Cablevision stock dropped 78 cents (3.55%) to $21.22 on Monday after it announced a price cut for new customers of its digital video, high-speed data and telephone products.
Cablevision said it would charge new customers just $29.95 monthly for each of its io: Interactive Optimum, Optimum Online and Optimum Voice services. The discount for new customers of the “Optimum Triple-Play” will run for at least one year.
Some Wall Street analysts focused on the telephone service price cut, noting that Cablevision, which had been charging $34.95 for Optimum Voice, could hurt its profit margins for telephone service.
“This price cut appears to be exceptionally aggressive, particular since the company’s telephone subs surpassed 100,000 in June,” Merrill Lynch analyst Jessica Reif Cohen write in a research note. “
At $35 for phone, the company was projecting a cash flow margin of roughly 40% to 45%. Consequently, all other things constant, the introduction offer reduces telephone to a break-even product,” she added.
Citigroup Smith Barney analyst Niraj Gupta said Cablevision’s rate cut for telephone services could spark industry concerns about a price war.
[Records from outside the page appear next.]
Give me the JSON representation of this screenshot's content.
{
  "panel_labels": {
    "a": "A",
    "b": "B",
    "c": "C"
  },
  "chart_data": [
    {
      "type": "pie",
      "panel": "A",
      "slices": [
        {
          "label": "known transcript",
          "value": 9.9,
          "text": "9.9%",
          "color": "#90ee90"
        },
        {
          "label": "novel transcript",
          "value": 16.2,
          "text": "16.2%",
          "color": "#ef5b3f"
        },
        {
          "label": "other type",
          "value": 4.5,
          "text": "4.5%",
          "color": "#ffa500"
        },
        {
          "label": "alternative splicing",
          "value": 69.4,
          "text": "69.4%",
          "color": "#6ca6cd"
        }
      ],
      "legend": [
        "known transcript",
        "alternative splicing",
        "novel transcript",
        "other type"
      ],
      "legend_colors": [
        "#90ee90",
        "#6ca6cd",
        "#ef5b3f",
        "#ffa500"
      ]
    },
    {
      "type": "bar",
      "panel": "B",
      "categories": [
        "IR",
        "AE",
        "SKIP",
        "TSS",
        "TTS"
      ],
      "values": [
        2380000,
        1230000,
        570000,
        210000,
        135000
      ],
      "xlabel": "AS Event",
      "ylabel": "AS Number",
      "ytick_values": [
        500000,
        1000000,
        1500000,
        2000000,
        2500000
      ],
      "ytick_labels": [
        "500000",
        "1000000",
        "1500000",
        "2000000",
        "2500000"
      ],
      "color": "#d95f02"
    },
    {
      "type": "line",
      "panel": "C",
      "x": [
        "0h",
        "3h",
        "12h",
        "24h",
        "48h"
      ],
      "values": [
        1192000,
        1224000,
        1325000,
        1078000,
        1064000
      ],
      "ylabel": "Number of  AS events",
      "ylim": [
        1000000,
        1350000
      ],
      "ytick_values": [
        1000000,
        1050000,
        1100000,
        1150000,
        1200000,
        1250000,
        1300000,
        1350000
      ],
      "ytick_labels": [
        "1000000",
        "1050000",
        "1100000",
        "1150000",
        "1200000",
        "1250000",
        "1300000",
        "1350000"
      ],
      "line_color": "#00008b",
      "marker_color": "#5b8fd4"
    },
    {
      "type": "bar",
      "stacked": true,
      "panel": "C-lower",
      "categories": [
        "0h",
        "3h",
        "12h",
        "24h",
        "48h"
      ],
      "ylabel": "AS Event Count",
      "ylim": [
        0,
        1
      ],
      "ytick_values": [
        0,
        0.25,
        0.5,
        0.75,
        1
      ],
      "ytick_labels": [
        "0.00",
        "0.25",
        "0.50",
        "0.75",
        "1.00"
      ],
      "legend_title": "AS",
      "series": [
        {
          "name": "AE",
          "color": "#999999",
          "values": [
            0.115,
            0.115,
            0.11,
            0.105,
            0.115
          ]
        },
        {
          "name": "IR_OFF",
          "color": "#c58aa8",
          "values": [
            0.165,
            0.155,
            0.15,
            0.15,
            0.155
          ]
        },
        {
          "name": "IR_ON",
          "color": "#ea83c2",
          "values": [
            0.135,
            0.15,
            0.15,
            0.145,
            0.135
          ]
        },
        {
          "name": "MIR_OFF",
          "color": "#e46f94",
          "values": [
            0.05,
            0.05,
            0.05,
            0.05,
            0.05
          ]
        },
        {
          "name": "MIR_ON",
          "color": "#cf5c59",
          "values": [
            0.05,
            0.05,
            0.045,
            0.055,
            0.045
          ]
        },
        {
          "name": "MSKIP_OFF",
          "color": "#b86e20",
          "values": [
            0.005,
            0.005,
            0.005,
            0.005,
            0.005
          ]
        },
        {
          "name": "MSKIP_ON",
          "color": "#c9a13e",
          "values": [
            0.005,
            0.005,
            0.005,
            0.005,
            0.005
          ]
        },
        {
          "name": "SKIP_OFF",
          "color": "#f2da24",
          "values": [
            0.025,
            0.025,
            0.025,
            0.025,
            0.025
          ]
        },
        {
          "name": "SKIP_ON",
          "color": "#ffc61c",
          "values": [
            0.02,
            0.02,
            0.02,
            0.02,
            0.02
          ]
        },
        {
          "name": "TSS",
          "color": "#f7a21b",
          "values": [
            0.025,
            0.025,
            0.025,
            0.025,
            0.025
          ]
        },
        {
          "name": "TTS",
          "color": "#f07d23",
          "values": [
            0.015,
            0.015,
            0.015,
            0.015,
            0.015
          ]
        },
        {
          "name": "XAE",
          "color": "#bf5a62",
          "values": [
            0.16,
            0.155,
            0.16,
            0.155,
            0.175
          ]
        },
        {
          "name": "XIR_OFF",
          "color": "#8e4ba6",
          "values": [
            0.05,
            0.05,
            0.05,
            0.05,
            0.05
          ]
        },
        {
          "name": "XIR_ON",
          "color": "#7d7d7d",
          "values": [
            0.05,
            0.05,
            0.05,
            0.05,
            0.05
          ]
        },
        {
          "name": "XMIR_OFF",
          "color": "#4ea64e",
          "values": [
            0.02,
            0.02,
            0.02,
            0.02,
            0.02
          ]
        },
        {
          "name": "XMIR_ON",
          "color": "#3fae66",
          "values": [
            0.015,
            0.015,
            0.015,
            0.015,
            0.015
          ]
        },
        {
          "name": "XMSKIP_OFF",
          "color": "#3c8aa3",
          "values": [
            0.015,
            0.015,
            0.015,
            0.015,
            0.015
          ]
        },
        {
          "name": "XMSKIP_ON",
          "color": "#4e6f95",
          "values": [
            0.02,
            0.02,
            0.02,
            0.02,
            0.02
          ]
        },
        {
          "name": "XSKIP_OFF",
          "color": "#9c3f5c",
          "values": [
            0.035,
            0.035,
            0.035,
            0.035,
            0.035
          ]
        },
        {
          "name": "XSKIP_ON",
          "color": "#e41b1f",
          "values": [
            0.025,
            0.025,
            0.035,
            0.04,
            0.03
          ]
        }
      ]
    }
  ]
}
“We believe [Cablevision’s] promotion has negative near-term implications for cable stocks, as it could ignite fears in the market of an impending price war between the RBOCs and cable MSOs. We do not expect Comcast or Cox to pursue such aggressive offers, and we suspect that [Cablevision] is unlikely to broadly continue this aggressive promotion,” Gupta wrote in a research note.